The European Union’s executive Commission has approved a EUR 30 million aid package for Polish farmers to compensate for losses incurred due to an influx of Ukrainian grain. This announcement was made by Polish Prime Minister Mateusz Morawiecki in a Facebook post. The prime minister stated that Poland will receive the financial compensation package from the EU, along with the same amount paid out from the national budget, amounting to a total of around PLN 280 million (EUR 59.9 million).
The prime minister revealed that he and five other prime ministers had jointly sent a letter to the European Commission, demanding immediate action against the influx of Ukrainian grain. The EU responded to this by approving a EUR 56 million aid package for farmers in countries bordering Ukraine, which includes EUR 30 million for Poland. However, the Polish government deemed this assistance as “insufficient” and plans to push for further financial compensation from the EU for the losses caused by the influx of Ukrainian grain.
European Commission Chief Ursula von der Leyen had previously signaled this move by stating that front-line countries helping the most with the Solidarity Lanes should not suffer from disadvantages. She had also highlighted the great success of the Solidarity Lanes in enabling Ukraine to export large quantities of grain and other agricultural products. However, this has also led to an increase in the amount of grain coming into the European market, which has had an impact on the prices.
As a result, the EU has mobilized over EUR 56 million from the Emergency Agricultural Reserve as a first step to help farmers in the front-line states. Von der Leyen stated that this was not enough and that the Commission would look into increasing this amount for the affected farmers.
The EU’s Agriculture Commissioner, Janusz Wojciechowski, who is Polish, welcomed the first package of support measures worth EUR 56.3 million for Bulgarian, Polish, and Romanian farmers that can be coupled with national financing up to 100 percent. He also stated that the second package of support measures worth EUR 75 million for five countries, including around EUR 30 million for Poland, is underway.

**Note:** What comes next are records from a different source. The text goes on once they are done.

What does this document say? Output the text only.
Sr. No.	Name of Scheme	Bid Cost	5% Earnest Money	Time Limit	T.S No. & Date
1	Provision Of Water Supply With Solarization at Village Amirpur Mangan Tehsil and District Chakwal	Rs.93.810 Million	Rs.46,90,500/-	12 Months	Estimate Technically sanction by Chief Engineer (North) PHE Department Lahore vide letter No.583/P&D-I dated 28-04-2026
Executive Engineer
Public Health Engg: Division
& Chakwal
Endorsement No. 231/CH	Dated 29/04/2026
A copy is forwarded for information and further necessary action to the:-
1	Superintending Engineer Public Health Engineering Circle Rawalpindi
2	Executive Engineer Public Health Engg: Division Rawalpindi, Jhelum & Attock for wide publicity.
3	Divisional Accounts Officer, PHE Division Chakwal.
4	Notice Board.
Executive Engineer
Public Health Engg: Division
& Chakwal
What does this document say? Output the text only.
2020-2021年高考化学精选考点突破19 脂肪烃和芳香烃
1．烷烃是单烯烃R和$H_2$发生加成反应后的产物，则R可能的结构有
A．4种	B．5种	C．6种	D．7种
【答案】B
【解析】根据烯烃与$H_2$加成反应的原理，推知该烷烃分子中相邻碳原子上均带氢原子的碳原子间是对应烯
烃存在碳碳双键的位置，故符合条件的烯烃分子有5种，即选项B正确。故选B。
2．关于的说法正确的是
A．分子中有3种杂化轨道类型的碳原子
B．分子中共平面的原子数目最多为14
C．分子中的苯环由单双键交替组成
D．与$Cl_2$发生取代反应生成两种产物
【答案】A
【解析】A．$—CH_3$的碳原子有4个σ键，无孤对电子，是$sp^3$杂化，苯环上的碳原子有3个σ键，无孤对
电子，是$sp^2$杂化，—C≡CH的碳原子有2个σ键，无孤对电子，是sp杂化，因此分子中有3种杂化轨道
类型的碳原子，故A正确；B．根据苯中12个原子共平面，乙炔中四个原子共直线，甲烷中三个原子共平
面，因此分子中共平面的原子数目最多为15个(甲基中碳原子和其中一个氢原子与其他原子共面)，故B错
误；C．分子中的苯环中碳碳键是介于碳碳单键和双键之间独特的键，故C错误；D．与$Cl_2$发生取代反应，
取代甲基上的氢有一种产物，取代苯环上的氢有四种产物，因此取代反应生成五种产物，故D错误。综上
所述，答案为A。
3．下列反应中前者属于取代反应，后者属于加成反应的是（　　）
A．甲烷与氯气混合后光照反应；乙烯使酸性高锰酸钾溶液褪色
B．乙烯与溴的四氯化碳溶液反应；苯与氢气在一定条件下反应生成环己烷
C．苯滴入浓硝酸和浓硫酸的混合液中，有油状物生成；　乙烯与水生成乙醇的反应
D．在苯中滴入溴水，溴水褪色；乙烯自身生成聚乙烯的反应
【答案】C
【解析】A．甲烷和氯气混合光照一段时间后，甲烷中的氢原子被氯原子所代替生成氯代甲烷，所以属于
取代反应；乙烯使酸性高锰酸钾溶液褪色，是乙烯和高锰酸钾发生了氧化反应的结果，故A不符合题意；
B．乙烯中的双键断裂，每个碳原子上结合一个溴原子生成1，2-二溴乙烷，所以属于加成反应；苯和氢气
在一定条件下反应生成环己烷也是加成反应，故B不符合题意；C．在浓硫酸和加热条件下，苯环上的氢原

European Commission spokeswoman Miriam Garcia Ferrer stated on Thursday that Brussels does not rule out restoring tariffs for Ukrainian imports after assessing their impact on the EU’s common market. This could be a further measure to curb the influx of Ukrainian grain into Poland.

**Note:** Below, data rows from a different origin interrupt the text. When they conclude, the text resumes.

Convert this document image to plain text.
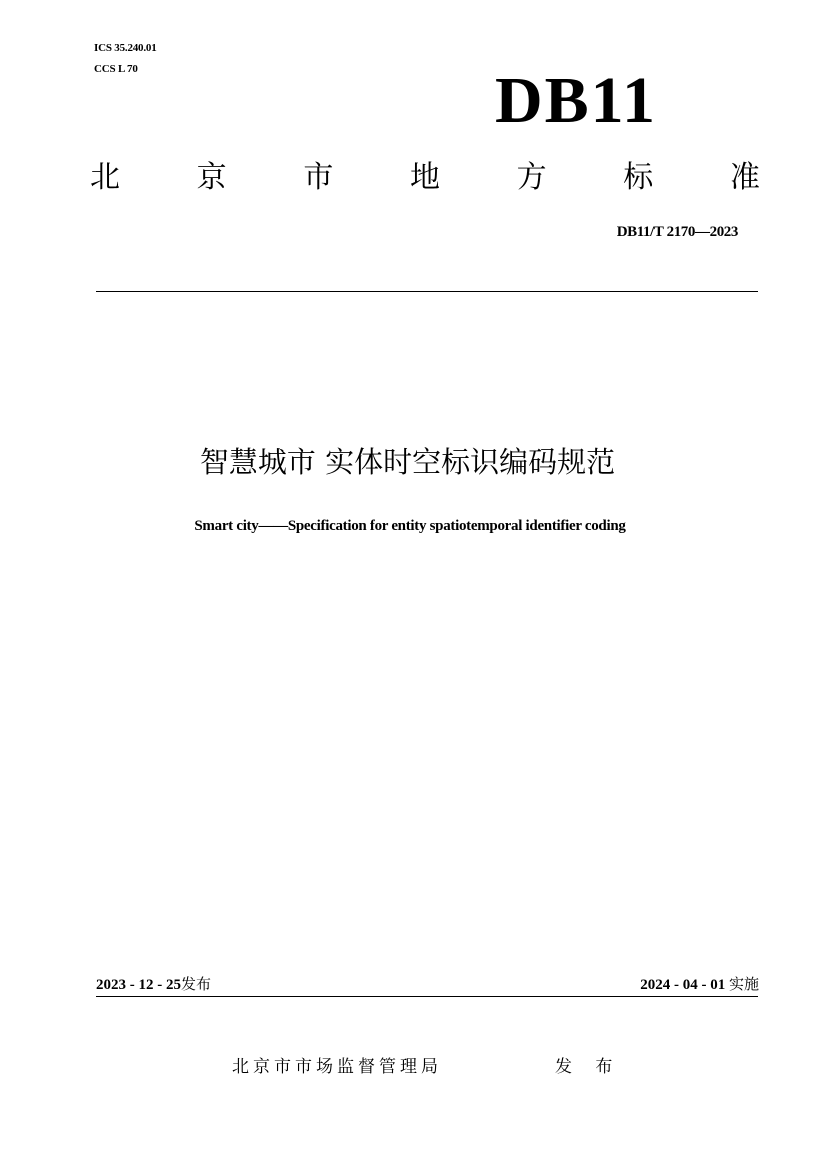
ICS 35.240.01
CCS L 70	DB11
北	京	市	地	方	标	准
DB11/T 2170—2023
智慧城市 实体时空标识编码规范
Smart city——Specification for entity spatiotemporal identifier coding
2023 - 12 - 25发布	2024 - 04 - 01 实施
北京市市场监督管理局	发 布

In conclusion, the EU has approved a EUR 30 million aid package for Polish farmers as compensation for losses caused by an influx of Ukrainian grain. The Polish government regards this assistance as insufficient and plans to push for further financial compensation from the EU. The EU has also mobilized over EUR 56 million from the Emergency Agricultural Reserve as a first step to help farmers in the front-line states and is looking into increasing this amount. Additionally, the EU does not rule out restoring tariffs for Ukrainian imports after assessing their impact on the EU’s common market.